O índice também será aplicado a benefícios da categoria, como a gratificação de regência de classe, o auxílio-locomoção e a gratificação pelo exercício de atividades de pesquisa, capacitação e ações técnico-educacionais especializadas.
A votação ocorreu durante sessão plenária nesta terça-feira, 9 de junho. Após a aprovação, o texto segue para análise do prefeito Sandro Mabel (União Brasil).
O projeto foi aprovado com emenda apresentada pelo vereador Sargento Novandir (Democrata), em parceria com a vereadora Professora Ludmylla (PT). A alteração garante que o pagamento do reajuste seja retroativo a janeiro, conforme prevê a lei federal do piso do magistério. No texto original, a retroatividade estava prevista apenas a partir de 1º de maio.

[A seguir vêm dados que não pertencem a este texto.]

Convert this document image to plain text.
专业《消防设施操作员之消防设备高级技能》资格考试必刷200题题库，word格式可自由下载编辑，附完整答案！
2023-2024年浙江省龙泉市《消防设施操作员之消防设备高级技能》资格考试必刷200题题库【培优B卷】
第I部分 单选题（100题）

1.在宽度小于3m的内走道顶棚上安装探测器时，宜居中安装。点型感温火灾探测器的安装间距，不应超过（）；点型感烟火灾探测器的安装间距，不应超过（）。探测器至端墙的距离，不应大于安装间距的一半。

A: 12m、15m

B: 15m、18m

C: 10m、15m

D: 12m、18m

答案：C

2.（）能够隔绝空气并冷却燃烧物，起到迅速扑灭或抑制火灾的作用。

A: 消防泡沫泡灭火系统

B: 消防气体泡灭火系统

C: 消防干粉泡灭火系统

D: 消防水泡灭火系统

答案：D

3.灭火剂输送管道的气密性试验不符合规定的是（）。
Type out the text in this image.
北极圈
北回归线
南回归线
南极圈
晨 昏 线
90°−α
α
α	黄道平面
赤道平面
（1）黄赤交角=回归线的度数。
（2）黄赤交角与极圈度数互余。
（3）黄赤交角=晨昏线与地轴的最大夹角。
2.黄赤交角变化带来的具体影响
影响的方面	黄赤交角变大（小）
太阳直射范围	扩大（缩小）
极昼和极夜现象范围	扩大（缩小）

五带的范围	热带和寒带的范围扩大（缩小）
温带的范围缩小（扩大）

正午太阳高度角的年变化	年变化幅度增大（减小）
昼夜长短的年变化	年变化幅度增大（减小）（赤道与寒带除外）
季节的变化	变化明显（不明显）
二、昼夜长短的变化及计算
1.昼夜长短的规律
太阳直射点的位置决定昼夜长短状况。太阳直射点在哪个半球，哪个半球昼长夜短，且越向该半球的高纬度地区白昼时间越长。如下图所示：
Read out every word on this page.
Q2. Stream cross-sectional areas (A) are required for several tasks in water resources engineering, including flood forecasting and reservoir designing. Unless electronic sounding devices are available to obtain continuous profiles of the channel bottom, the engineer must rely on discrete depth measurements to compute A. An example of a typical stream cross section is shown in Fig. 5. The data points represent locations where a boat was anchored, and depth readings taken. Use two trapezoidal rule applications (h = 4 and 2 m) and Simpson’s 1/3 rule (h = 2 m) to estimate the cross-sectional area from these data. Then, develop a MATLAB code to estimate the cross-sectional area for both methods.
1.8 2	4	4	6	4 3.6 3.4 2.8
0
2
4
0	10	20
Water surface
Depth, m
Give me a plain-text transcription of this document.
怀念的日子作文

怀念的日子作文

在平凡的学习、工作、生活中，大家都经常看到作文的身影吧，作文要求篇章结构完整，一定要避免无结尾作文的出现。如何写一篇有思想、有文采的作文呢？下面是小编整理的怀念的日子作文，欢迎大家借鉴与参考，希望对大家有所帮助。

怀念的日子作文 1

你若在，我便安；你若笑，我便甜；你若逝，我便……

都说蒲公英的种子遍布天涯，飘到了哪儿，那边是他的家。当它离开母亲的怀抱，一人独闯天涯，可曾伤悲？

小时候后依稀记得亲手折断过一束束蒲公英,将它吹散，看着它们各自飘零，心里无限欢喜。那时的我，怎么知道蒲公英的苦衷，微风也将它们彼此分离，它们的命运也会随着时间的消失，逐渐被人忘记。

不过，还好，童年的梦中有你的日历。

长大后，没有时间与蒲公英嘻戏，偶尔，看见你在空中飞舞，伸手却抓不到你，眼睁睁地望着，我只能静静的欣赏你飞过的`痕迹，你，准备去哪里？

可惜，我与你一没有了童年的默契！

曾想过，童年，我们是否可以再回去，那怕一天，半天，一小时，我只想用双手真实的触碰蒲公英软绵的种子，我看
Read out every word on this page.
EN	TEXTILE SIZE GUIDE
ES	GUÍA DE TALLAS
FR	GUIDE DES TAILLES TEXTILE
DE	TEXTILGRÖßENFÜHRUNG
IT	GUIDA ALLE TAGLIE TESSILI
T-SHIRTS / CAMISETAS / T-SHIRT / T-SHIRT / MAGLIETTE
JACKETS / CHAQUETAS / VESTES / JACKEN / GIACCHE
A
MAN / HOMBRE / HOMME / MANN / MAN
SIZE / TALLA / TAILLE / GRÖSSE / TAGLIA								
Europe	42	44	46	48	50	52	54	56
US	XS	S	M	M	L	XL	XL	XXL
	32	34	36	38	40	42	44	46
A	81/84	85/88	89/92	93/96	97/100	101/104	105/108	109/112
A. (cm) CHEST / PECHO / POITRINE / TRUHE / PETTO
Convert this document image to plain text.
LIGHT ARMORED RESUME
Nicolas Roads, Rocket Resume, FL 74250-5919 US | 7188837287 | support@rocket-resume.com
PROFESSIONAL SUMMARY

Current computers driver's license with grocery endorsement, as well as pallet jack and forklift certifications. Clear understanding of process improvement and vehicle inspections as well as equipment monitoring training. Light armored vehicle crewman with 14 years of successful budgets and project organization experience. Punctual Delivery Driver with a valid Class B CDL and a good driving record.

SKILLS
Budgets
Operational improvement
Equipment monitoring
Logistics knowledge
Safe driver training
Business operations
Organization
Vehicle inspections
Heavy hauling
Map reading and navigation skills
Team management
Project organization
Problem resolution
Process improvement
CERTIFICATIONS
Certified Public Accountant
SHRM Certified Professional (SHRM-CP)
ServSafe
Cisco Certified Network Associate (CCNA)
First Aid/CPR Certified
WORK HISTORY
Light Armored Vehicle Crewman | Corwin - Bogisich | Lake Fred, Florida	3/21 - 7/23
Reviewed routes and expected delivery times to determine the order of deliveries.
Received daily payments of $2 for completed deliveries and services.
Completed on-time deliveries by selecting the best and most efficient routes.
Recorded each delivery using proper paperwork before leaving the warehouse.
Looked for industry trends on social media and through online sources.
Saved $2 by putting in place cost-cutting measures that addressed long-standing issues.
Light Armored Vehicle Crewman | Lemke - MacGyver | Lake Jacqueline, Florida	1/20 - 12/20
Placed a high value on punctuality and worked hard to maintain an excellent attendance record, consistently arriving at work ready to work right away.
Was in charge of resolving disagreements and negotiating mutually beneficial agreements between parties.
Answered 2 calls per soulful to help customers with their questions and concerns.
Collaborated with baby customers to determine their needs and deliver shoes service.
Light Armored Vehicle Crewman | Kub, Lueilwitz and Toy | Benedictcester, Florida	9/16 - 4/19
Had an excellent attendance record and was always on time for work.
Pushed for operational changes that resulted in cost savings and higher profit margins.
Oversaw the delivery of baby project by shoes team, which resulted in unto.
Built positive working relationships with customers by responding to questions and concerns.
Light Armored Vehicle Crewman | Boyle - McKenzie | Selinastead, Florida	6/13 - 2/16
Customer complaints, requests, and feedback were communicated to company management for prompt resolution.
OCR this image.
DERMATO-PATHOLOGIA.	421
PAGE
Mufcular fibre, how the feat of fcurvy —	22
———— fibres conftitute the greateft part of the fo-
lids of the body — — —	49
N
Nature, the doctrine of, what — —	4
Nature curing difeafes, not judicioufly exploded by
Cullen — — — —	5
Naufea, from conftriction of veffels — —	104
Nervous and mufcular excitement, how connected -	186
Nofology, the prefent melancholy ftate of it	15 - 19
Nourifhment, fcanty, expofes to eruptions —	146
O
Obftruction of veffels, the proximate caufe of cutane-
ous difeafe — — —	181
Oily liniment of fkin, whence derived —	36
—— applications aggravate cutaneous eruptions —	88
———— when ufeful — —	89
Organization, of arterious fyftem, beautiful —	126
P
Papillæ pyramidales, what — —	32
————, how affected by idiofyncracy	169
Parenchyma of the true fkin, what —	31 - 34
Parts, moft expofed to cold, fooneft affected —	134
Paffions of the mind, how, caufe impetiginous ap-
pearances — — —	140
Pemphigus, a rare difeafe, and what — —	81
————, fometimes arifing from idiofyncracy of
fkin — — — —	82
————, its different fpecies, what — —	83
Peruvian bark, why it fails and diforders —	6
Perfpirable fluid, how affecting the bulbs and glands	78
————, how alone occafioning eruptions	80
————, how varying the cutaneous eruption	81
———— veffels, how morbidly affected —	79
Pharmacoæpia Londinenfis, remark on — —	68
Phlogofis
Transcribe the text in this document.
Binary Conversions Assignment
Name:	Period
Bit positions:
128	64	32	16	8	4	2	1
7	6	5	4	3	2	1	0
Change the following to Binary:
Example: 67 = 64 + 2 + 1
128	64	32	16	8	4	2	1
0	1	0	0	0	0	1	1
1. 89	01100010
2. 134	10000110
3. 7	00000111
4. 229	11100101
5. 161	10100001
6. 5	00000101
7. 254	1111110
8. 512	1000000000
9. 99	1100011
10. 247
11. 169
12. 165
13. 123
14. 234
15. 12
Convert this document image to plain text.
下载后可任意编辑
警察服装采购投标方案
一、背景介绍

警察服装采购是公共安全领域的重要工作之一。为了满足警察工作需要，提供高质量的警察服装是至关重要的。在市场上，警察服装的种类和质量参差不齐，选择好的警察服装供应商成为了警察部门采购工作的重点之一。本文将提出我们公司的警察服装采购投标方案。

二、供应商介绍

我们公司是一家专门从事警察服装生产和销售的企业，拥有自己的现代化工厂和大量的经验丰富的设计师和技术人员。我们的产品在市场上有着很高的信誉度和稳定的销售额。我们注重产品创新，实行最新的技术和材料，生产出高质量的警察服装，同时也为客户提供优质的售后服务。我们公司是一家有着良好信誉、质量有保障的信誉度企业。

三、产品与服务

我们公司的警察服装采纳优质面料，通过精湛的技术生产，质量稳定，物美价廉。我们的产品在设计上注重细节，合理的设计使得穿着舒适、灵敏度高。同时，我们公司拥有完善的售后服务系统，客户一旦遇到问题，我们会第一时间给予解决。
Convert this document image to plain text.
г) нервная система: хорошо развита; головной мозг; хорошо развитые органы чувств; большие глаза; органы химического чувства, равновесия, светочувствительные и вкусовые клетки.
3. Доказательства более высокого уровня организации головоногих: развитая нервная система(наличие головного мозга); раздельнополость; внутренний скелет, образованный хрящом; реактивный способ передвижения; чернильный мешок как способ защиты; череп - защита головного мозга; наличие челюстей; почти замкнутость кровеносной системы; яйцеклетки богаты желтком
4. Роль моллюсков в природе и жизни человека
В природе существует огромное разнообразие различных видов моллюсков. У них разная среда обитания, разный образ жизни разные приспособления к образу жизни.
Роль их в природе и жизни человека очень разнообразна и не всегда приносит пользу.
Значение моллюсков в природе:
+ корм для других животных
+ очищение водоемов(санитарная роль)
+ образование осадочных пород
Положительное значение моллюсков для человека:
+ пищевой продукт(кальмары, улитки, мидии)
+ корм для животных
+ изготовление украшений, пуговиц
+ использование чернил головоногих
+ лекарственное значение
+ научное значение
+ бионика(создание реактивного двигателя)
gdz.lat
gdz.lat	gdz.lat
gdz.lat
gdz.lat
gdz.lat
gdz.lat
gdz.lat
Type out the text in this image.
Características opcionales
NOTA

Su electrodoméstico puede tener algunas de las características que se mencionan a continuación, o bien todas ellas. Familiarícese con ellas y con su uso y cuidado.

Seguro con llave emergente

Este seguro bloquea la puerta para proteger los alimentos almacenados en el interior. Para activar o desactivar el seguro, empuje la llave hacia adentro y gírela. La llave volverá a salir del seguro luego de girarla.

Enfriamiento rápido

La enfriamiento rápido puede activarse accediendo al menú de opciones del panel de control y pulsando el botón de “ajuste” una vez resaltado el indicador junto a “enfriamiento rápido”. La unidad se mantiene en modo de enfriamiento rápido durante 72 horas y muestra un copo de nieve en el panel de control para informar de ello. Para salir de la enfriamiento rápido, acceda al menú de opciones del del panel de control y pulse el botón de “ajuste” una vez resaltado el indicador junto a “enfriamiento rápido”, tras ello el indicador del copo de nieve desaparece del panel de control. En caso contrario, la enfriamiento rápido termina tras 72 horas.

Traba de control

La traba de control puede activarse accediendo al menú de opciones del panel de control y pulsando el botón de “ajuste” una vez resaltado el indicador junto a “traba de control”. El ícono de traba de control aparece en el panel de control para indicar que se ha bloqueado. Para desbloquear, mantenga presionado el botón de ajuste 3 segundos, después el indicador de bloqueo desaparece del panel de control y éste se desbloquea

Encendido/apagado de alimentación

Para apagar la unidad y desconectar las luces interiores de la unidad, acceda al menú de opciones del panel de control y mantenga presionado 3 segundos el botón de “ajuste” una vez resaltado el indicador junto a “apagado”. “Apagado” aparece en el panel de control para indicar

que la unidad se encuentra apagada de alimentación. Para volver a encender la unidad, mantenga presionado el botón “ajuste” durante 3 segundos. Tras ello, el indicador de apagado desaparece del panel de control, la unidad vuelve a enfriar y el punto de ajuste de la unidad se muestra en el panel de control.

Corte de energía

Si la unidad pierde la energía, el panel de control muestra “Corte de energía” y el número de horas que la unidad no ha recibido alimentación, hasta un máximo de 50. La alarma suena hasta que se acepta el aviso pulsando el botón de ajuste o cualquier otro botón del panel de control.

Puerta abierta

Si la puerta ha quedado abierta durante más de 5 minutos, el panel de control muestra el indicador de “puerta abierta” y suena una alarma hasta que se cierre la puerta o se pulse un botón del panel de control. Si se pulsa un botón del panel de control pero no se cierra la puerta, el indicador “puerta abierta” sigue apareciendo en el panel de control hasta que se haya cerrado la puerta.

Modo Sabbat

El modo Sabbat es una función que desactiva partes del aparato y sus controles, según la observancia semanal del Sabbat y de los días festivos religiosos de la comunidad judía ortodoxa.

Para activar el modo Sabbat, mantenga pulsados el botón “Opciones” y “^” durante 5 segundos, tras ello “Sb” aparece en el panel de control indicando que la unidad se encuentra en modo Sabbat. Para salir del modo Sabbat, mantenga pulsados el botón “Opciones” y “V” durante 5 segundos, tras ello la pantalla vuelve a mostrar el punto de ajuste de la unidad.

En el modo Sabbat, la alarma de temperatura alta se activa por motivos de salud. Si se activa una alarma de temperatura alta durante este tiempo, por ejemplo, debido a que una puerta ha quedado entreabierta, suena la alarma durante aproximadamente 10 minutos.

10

Durante a sessão, os vereadores também aprovaram uma emenda do líder do prefeito, Wellington Bessa (Mobiliza), que amplia de dois para até cinco anos a duração dos contratos temporários na Educação.
A mudança recebeu críticas da vereadora Kátia (PT), que alertou para possíveis impactos na saúde financeira do Instituto de Previdência dos Servidores do Município de Goiânia, o Goiâniaprev. Segundo ela, contratos temporários devem manter caráter temporário.
Já uma emenda apresentada pela vereadora Aava Santiago (PSB) foi rejeitada pelo plenário. A proposta exigia justificativa para prorrogação de contratos temporários e a descrição do quantitativo de cargos, com o objetivo de garantir mais transparência aos atos da administração.
Com a aprovação na Câmara, a matéria agora depende da sanção do prefeito para entrar em vigor.